Re: [Htmlparser-developer] character encoding (for Derrick)
Brought to you by:
derrickoswald
From: Derrick O. <Der...@ro...> - 2003-03-30 21:19:53
|
Somik, The capability to setEncoding() is already there, so API users who know the character set can set it before parsing (caveat: there is no test case for this, so it may not work). This can happen before or after the connection is opened, but in the latter case will cause an input stream reset. In the former case the setting will be overwritten by the incoming HTTP and HTML header values if they are there and differ from what's set. One possible enhancement would be to not allow the headers to override the character set if it's been set via the API, which assumes the user knows what they are doing. It's most likely that users don't know the character set though, either from the HTTP or HTML header, so automatic handling by default is best. I noted that four tests are failing after last weeks integration: testScriptCodeExtraction testScriptCodeExtractionWithMultipleQuotes testStringBeanListener testThreadSafety I'm not sure about the others, but the bean listener test is failing because the handling of tables has changed. The test is to show that extracted text contains the link URLs when the links property is set to true. It would now have to dig into the table tags to find the link. I'm looking at collectInto() but can't see how to collect string and link tags so the links can be inserted in context into the text (where they are found). I'm also wrestling with the issue of handling <pre></pre>, since collectInto() doesn't seem to be able to give that kind of information. I guess collectInto() is too blunt a tool.
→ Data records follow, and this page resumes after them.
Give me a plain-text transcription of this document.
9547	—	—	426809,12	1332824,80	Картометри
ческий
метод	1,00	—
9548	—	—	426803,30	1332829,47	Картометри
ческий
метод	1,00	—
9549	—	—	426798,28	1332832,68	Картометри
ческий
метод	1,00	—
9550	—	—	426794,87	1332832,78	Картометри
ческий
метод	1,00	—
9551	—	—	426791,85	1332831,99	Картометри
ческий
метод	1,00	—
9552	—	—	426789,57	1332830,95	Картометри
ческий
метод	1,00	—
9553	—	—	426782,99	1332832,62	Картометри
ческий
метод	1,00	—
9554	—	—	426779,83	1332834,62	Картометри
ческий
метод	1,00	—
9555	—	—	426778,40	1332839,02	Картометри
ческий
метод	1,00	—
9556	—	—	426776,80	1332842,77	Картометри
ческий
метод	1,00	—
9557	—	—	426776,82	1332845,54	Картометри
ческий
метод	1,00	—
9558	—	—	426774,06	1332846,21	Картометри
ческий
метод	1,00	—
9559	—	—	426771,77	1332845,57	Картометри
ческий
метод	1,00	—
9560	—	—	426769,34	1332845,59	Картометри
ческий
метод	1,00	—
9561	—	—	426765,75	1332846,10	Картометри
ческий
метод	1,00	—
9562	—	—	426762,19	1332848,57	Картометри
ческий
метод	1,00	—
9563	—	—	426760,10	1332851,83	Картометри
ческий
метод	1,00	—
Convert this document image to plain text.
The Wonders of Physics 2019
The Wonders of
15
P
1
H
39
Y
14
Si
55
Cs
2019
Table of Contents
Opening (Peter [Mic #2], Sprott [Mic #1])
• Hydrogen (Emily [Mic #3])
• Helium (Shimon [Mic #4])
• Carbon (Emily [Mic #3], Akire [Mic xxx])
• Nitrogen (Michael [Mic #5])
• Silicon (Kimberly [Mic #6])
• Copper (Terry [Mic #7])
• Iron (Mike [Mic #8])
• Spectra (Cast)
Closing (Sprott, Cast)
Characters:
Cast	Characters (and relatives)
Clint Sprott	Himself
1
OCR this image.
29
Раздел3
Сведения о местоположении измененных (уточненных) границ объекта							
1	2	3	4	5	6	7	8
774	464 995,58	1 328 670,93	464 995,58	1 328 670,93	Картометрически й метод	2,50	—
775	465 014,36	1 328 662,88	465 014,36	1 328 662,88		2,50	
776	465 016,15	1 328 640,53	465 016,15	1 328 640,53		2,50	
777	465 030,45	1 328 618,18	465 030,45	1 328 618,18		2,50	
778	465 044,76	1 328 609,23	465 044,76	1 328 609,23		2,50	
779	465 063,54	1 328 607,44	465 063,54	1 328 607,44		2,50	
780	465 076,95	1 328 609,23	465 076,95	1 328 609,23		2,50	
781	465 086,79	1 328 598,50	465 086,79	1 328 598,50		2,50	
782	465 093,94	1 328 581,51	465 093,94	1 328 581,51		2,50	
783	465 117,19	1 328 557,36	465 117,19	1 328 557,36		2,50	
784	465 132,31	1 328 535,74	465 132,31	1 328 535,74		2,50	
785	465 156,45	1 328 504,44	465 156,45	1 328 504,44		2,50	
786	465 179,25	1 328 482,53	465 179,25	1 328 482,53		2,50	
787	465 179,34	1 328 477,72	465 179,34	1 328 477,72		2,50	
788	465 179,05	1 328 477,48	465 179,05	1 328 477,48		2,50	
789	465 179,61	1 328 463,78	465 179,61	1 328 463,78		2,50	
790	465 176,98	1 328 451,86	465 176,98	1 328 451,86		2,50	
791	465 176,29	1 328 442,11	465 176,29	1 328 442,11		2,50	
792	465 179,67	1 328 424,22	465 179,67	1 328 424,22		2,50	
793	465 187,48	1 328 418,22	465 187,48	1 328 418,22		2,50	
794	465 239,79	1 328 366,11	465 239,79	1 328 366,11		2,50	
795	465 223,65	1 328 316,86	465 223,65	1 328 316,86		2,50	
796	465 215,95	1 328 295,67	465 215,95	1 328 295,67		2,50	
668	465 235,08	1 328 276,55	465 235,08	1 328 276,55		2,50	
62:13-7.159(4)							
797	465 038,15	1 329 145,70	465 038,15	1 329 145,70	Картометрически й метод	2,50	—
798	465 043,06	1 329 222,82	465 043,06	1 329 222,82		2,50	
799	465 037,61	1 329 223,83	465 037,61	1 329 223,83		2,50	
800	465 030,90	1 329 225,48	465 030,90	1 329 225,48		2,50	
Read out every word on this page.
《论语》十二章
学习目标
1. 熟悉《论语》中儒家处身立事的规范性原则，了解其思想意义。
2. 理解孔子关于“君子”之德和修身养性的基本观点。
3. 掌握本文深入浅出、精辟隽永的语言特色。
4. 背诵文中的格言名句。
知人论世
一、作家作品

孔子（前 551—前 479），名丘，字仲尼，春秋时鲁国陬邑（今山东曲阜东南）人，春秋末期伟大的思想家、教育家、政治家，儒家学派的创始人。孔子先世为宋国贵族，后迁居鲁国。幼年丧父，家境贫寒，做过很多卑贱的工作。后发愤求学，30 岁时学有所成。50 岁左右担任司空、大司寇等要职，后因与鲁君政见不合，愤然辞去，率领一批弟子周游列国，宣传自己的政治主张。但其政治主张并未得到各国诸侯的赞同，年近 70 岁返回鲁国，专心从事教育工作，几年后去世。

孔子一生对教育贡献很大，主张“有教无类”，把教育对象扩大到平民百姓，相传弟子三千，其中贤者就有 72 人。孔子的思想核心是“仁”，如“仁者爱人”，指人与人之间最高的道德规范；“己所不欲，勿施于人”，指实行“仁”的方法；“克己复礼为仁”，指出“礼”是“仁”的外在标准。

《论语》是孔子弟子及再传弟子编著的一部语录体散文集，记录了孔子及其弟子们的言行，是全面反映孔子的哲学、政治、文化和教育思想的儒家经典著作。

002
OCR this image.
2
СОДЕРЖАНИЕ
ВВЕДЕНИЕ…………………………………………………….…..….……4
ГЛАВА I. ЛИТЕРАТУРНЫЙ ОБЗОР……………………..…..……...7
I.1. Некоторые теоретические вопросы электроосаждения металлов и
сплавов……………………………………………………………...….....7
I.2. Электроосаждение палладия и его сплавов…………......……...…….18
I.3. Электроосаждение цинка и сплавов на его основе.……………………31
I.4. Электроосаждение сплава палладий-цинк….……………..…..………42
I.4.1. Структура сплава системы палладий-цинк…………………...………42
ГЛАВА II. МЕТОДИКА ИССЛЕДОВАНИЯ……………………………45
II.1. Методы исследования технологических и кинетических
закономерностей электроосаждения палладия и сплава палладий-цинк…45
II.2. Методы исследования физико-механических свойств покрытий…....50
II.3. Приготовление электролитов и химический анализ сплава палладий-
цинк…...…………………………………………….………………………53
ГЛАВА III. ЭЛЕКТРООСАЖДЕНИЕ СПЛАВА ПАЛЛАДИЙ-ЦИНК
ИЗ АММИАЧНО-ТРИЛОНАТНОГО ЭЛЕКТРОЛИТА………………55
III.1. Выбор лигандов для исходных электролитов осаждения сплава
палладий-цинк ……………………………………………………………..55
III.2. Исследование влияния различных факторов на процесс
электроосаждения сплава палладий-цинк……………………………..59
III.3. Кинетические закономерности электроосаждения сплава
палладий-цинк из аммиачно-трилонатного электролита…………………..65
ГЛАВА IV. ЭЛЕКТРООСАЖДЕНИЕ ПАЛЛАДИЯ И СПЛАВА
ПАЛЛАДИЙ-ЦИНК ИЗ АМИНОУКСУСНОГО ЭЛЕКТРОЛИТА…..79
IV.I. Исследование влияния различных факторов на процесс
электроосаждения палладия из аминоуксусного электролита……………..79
Derrick Somik Raha wrote: > Hi Derrick, > Continuing our earlier discussion, I've had an idea- instead of > re-establishing an input stream, suppose we assume that the parser can > be initialized with a character set - and we use that.. > We could have both strategies in there. > > Bytway, quite a few steps are failing - I'm guessing that you're > actively working on those - let me know if there any issues if I make > an integration release this week (in case you don't finish). > > Regards, > Somik |